All products and recordings are chosen independently by our editorial team. This review contains affiliate links and we may receive a commission for purchases made. Please read our affiliates FAQ page to find out more.

Beethoven • J Strauss II • Weber/Küffner

Emma Johnson, Peter Francombe, Philip Gibbon, Christ West; Carducci String Quartet (Somm)

Our rating 
3.0 out of 5 star rating 3.0

Beethoven • J Strauss II • Weber/Küffner
Beethoven: Septet in E flat, Op. 20; J Strauss II: (arr. E Johnson): Frühlingsstimmen; Perpetuum mobile; Weber/Küffner: Introduction, Theme & Variations
Emma Johnson (clarinet), Peter Francombe (horn), Philip Gibbon (bassoon), Christ West (double bass); Carducci String Quartet
SOMM Recordings SOMMCD 0190   57:38 mins


The pros and cons of recording live concerts are evident in these performances given in Southampton’s Turner Sims Hall in October 2017. On the plus side, you get the benefit of eavesdropping on outstanding professional musicians communicating enthusiasm and enjoyment for the works they are playing. In this respect, the Minuet, Variation and Scherzo movements from Beethoven’s Septet, as well as Emma Johnson’s highly effective arrangements of Johann Strauss’s Frühlingsstimmen and Perpetuum mobile, really stand out, projecting all the charm, energy, verve and humour that you could wish for. The Finale of the Beethoven is also dispatched with vibrancy, a particular highlight being Matthew Denton’s daredevil characterisation of the violin cadenza.

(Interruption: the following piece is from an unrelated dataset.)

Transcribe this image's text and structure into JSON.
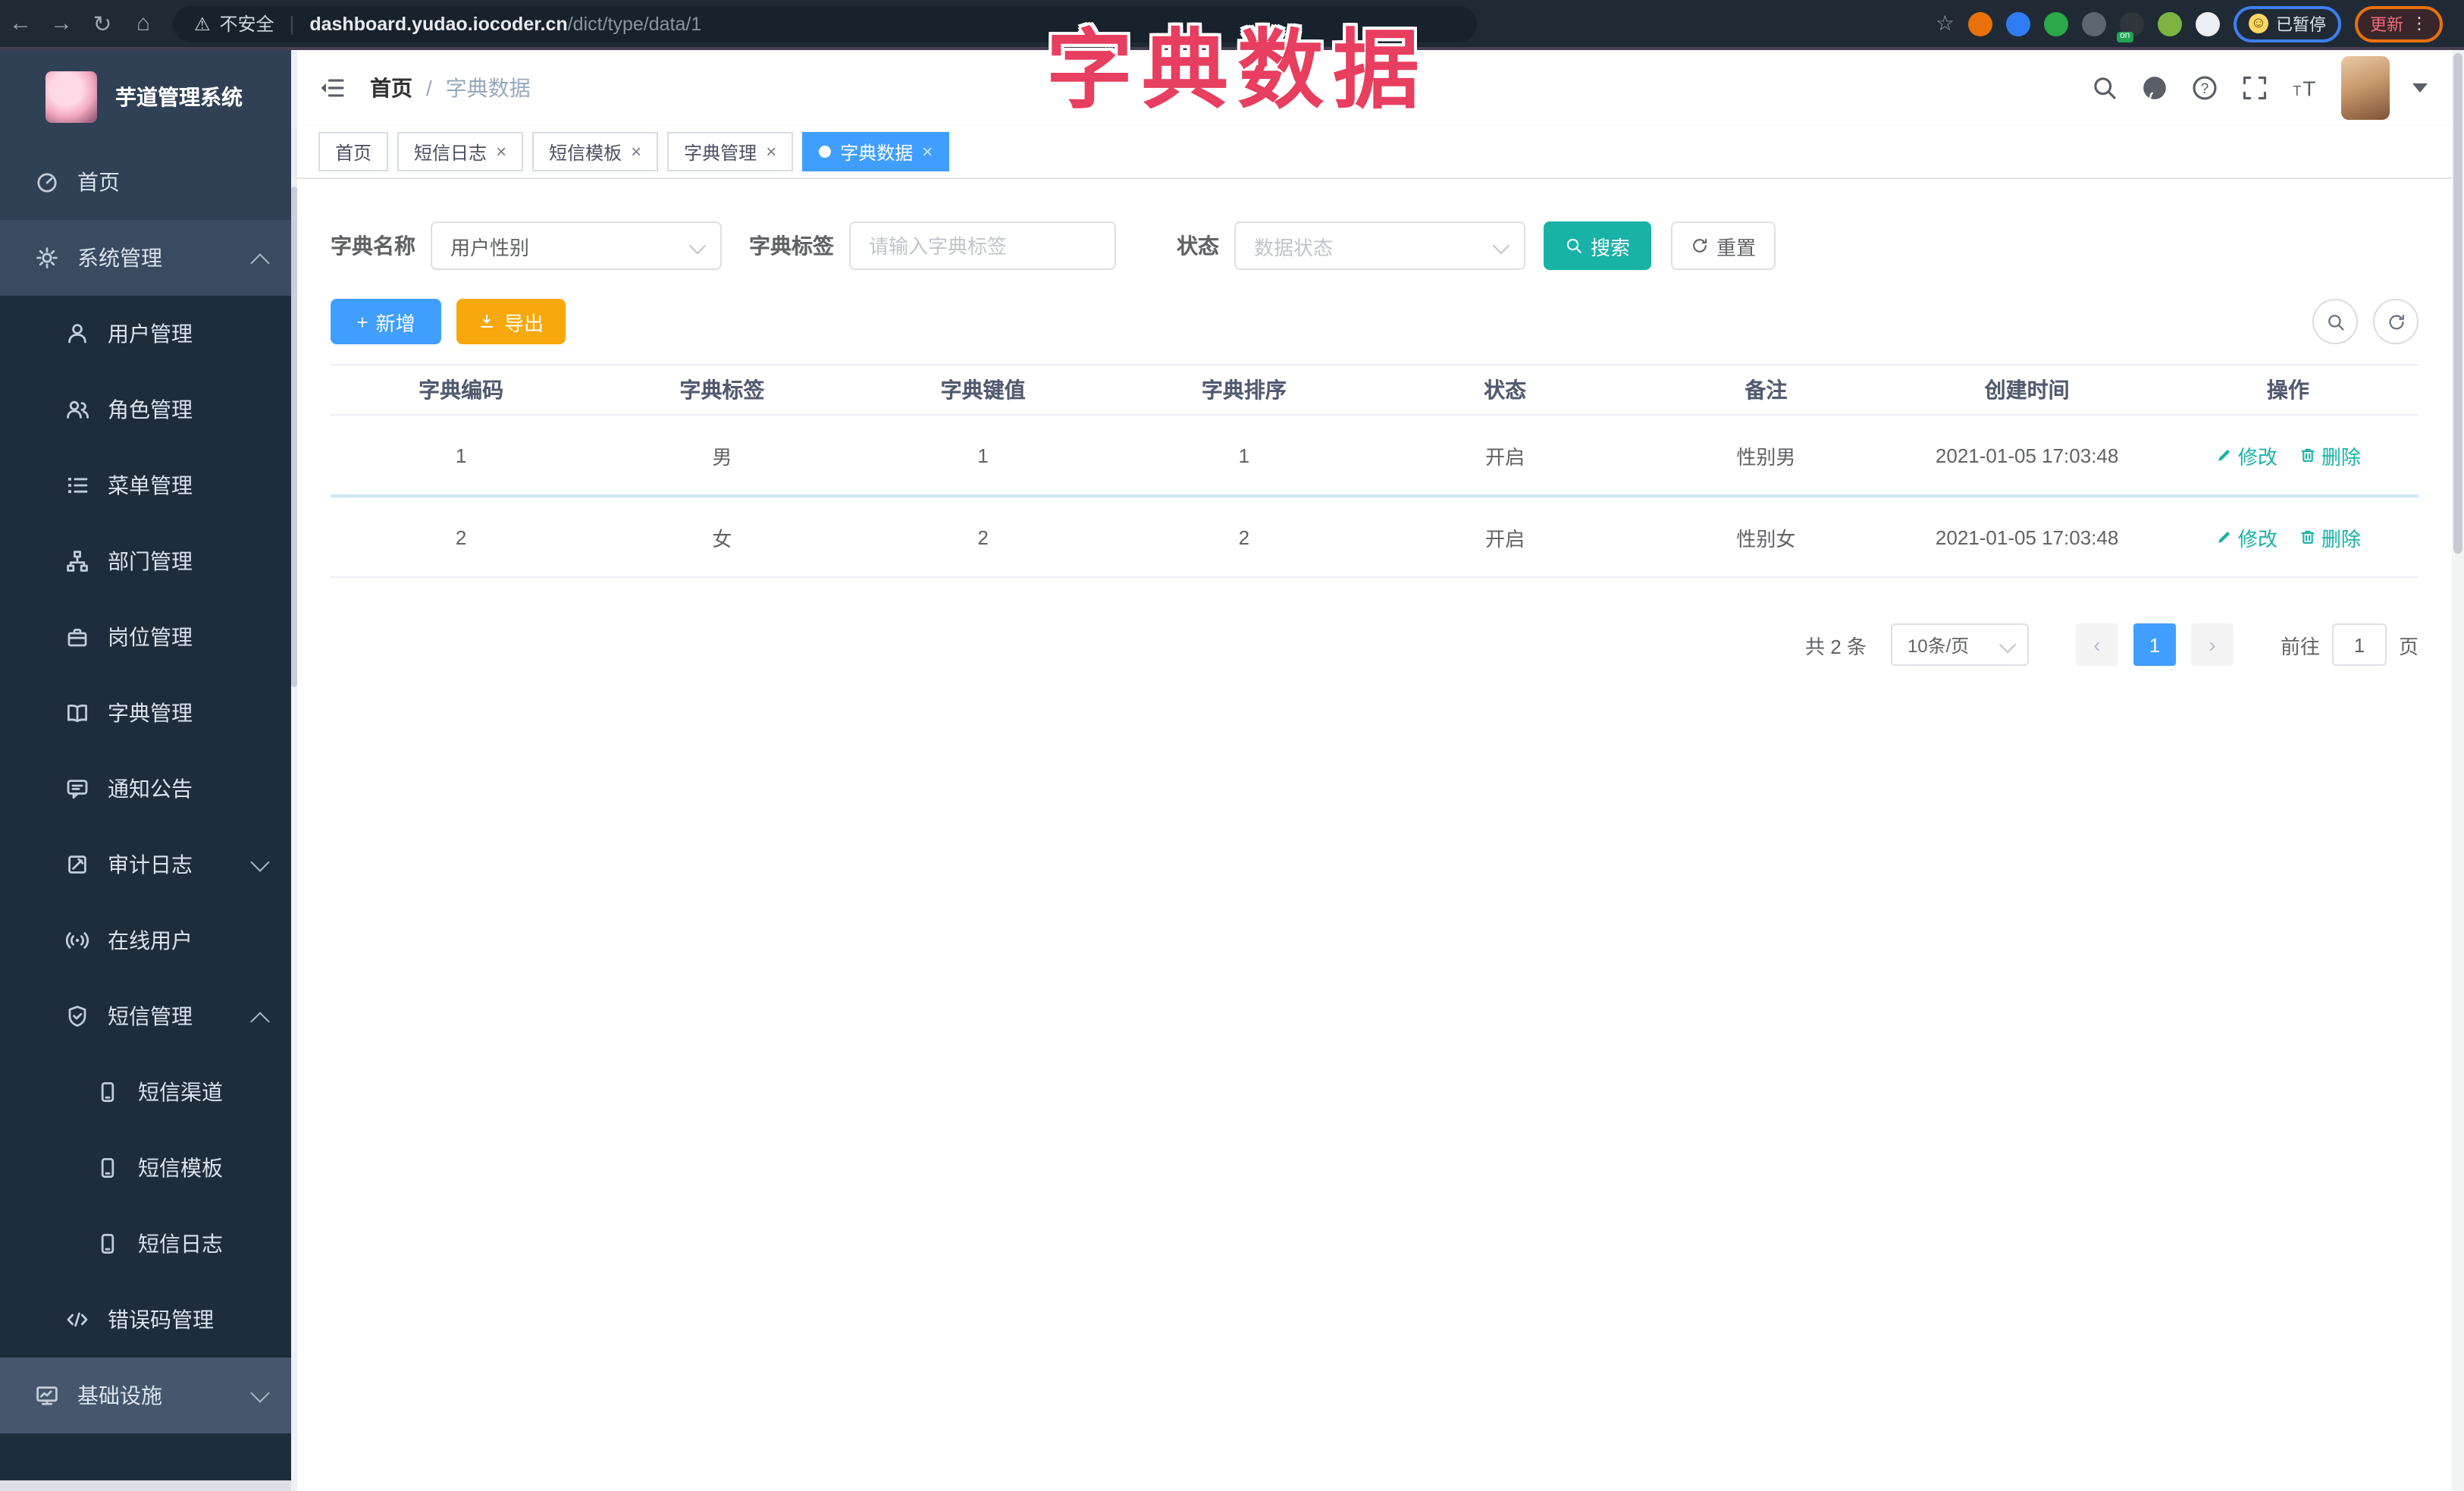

I’m less persuaded, however, by the Septet’s slow introduction where ensemble is not always as pristine as might have been achieved in the recording studio. I also sense that the performers take a little time to get into their stride in the ensuing Allegro con brio. Direct comparison with the equivalent sections in the classic performances from the Berlin Philharmonic Octet, Vienna Octet or Nash Ensemble offer a more blended soundworld and greater rhythmic dynamism. Still, there is much to admire in Emma Johnson’s mellifluous and expressive phrasing of the lyrical slow movement melody in the Beethoven, and she negotiates the formidably challenging sequence of scales and arpeggios in the Weber/Küffner Introduction, Theme and Variations with considerable fluency.